Bases: BaseTransform

Eliminate add nodes from the graph that are no-ops.

This would be any node that is just adding 0 to the input tensor. We can safely remove those.

NOTE: this function has one failure mode when the op out = tensor + zero_tensor is used in such a way that``out`` will be broadcast to the shape of zero_tensor. After removing this op then, out won’t have the right shape anymore. This should be a rare case and we can handle it when it comes up or disable this transform.

YAML configuration

Uses the common TransformConfig fields documented in Core Transform APIs.

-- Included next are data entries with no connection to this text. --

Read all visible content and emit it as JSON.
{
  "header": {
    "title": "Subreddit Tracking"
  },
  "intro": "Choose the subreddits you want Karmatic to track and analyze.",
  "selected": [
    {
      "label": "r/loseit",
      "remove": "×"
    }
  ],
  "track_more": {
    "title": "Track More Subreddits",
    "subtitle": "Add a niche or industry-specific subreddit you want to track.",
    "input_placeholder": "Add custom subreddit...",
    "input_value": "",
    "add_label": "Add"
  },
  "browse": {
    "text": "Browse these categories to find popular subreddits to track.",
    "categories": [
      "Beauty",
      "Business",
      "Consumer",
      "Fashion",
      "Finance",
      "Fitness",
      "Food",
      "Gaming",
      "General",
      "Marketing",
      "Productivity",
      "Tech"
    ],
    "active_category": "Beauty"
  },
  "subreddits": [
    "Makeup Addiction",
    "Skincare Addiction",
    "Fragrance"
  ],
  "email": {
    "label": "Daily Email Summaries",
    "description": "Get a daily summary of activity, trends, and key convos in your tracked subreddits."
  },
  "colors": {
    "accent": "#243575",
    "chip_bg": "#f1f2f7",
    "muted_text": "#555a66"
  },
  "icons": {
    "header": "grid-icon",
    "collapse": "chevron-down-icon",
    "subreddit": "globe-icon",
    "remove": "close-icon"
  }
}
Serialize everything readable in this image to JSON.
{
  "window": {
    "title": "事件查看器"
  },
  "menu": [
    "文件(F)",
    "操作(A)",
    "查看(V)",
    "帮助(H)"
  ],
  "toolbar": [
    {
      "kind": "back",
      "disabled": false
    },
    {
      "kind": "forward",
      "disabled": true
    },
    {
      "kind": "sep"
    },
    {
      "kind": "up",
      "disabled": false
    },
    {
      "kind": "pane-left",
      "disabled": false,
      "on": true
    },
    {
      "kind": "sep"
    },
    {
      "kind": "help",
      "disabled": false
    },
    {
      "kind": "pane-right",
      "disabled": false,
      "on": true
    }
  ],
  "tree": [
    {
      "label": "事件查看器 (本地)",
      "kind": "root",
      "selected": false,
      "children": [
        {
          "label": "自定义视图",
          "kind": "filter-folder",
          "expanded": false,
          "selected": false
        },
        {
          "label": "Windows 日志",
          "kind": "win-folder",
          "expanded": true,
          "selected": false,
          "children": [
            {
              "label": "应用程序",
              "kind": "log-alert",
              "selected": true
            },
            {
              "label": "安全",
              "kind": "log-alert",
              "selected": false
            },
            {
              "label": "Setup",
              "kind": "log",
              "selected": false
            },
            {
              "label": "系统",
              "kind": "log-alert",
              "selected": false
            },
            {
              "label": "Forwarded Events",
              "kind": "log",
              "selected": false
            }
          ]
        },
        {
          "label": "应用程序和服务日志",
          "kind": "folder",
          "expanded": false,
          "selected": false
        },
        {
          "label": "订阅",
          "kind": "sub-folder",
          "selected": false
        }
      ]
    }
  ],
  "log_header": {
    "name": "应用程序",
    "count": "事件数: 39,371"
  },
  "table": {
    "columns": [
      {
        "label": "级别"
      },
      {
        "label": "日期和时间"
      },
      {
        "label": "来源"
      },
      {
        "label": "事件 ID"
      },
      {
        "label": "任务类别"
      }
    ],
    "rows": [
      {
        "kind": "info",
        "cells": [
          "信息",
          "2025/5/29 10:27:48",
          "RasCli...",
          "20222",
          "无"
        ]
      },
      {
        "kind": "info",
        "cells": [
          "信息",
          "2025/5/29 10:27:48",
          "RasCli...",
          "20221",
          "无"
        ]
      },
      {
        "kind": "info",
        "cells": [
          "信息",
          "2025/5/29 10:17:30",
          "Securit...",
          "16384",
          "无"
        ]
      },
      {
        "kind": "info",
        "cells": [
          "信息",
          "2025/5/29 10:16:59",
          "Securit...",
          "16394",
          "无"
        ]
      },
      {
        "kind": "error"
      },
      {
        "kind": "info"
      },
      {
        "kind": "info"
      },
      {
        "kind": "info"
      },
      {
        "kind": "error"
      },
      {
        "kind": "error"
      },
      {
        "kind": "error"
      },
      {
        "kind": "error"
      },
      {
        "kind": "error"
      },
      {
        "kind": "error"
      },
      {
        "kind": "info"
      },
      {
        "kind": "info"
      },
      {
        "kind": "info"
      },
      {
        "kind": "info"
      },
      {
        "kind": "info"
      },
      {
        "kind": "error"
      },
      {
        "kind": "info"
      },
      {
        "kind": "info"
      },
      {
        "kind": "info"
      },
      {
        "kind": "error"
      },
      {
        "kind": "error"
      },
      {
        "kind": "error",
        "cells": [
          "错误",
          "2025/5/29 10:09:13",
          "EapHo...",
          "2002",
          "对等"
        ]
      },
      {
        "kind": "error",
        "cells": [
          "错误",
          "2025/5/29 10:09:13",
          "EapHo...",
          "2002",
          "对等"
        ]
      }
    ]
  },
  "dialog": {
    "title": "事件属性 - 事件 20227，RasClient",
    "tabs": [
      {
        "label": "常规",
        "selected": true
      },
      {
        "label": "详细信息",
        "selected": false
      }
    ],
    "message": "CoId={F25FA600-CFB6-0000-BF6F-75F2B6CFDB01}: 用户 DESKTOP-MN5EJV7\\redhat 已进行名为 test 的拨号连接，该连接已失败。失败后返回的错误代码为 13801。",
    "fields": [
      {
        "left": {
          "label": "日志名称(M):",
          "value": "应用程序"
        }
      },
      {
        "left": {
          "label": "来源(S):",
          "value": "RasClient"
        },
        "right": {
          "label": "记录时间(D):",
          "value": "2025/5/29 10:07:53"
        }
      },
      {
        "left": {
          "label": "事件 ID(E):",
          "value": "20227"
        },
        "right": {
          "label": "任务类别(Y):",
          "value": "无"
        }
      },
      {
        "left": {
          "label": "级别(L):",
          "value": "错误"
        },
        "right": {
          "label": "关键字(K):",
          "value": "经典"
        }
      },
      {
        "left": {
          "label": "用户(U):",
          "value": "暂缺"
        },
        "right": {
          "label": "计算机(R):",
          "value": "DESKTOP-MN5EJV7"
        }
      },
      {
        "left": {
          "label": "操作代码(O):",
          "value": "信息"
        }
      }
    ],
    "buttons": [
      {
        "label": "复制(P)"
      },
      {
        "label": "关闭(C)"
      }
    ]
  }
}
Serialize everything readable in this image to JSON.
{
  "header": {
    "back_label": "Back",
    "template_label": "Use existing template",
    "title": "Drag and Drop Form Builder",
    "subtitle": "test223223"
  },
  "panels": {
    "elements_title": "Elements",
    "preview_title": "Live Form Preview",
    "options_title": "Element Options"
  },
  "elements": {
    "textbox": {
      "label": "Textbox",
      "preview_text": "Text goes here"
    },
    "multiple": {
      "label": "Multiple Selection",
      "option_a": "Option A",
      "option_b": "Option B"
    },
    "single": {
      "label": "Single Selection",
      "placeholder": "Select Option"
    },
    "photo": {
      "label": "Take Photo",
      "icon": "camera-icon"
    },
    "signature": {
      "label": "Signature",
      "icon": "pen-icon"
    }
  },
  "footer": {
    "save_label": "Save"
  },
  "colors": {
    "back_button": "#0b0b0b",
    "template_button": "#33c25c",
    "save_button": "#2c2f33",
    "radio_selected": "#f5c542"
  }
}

Cleanup Input Constraints#

Transform key: cleanup_input_constraints

Source module: tensorrt_llm._torch.auto_deploy.transform.library.cleanup_input_constraints

Configured modes: graph

class tensorrt_llm._torch.auto_deploy.transform.library.cleanup_input_constraints.CleanupInputConstraints(
config: TransformConfig,
)[source]#

Bases: BaseTransform

Cleanup input constraints from the graph.

This transformations updates the input constraints of the graph. Specifically, we want to account for flattened sequences and hence the max constraint should be updated to reflect the flattened sequence length.

YAML configuration

Uses the common TransformConfig fields documented in Core Transform APIs.